Now, the minister of finance, who had been eavesdropping, intervened.
— No unnecessary expenditure, please! I happen to know that the price of a digit is one pound.
— Hmm, in that case I need a computer program to minimize the cost. You don’t know some very cheap software gurus, do you?
— In fact, I do. You see, there is this programming contest going on… Help the prime minister to find the cheapest prime path between any two given four-digit primes! The first digit must be nonzero, of course. Here is a solution in the case above.
1033
1733
3733
3739
3779
8779
8179
The cost of this solution is 6 pounds. Note that the digit 1 which got pasted over in step 2 can not be reused in the last step – a new 1 must be purchased.
Input
One line with a positive number: the number of test cases (at most 100). Then for each test case, one line with two numbers separated by a blank. Both numbers are four-digit primes (without leading zeros).
Output
One line for each case, either with a number stating the minimal cost or containing the word Impossible.
Sample Input
3
1033 8179
1373 8017
1033 1033
Sample Output
6
7
0
题目大意
给定两个四位质数A,B。求从A置换到B的最小步数。(置换:由一个四位质数改变任意一位上的一个数,使其成为另一个四位质数)
输入
第一行一个整数t,接下来t行,每行两个整数A,B。
输出
共t行,每行一个整数,代表最少步数
这个题用BFS搜索,可以先预处理1-9999的质数
注意多组数据清0
#include<cstdio>
#include<cstdlib>
#include<cstring>
#include<cmath>
#include<string>
#include<vector>
#include<stack>
#include<set>
#include<queue>
using namespace std;
const int maxn=10000;
int n,m;
bool p[maxn],p1[maxn];
void work(){
int i,j,k;
for(i=2;i<=9999;i++)
if(!p[i]){
k=9999/i;
for(j=2;j<=k;j++)
p[j*i]=1;
}
}
struct node{
int x,y;
};
node make(int x,int y){
node z;
z.x=x;
z.y=y;
return z;
}
int bfs(){
queue <node> q;
int i;
q.push(make(n,0));
while(!q.empty()){
node to=q.front();
q.pop();
if(to.x==m)
return to.y;
for(i=1;i<=9;i+=2)
if(!p[(to.x/10)*10+i] && !p1[(to.x/10)*10+i])

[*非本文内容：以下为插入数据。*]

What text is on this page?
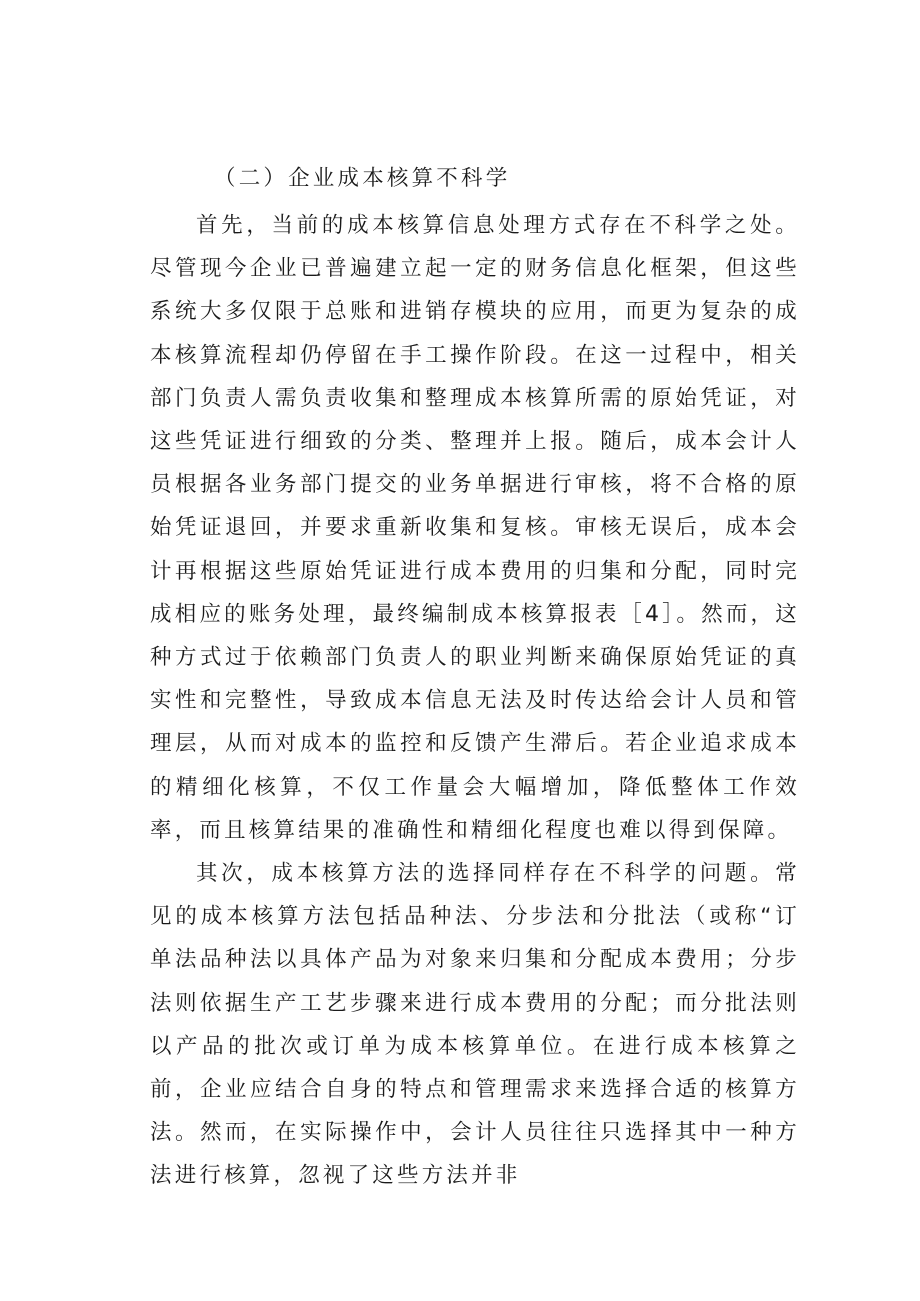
（二）企业成本核算不科学

首先，当前的成本核算信息处理方式存在不科学之处。尽管现今企业已普遍建立起一定的财务信息化框架，但这些系统大多仅限于总账和进销存模块的应用，而更为复杂的成本核算流程却仍停留在手工操作阶段。在这一过程中，相关部门负责人需负责收集和整理成本核算所需的原始凭证，对这些凭证进行细致的分类、整理并上报。随后，成本会计人员根据各业务部门提交的业务单据进行审核，将不合格的原始凭证退回，并要求重新收集和复核。审核无误后，成本会计再根据这些原始凭证进行成本费用的归集和分配，同时完成相应的账务处理，最终编制成本核算报表［4］。然而，这种方式过于依赖部门负责人的职业判断来确保原始凭证的真实性和完整性，导致成本信息无法及时传达给会计人员和管理层，从而对成本的监控和反馈产生滞后。若企业追求成本的精细化核算，不仅工作量会大幅增加，降低整体工作效率，而且核算结果的准确性和精细化程度也难以得到保障。

其次，成本核算方法的选择同样存在不科学的问题。常见的成本核算方法包括品种法、分步法和分批法（或称“订单法品种法以具体产品为对象来归集和分配成本费用；分步法则依据生产工艺步骤来进行成本费用的分配；而分批法则以产品的批次或订单为成本核算单位。在进行成本核算之前，企业应结合自身的特点和管理需求来选择合适的核算方法。然而，在实际操作中，会计人员往往只选择其中一种方法进行核算，忽视了这些方法并非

p1[(to.x/10)*10+i]=1,q.push(make((to.x/10)*10+i,to.y+1));
for(i=0;i<=9;i++)
if(!p[((to.x/100)*100+to.x%10)+i*10] && !p1[((to.x/100)*100+to.x%10)+i*10])
p1[((to.x/100)*100+to.x%10)+i*10]=1,q.push(make(((to.x/100)*100+to.x%10)+i*10,to.y+1));
for(i=0;i<=9;i++)
if(!p[((to.x/1000)*1000+to.x%100)+i*100] && !p1[((to.x/1000)*1000+to.x%100)+i*100])
p1[((to.x/1000)*1000+to.x%100)+i*100]=1,q.push(make(((to.x/1000)*1000+to.x%100)+i*100,to.y+1));
for(i=1;i<=9;i++)
if(!p[(to.x%1000)+i*1000] && !p1[(to.x%1000)+i*1000])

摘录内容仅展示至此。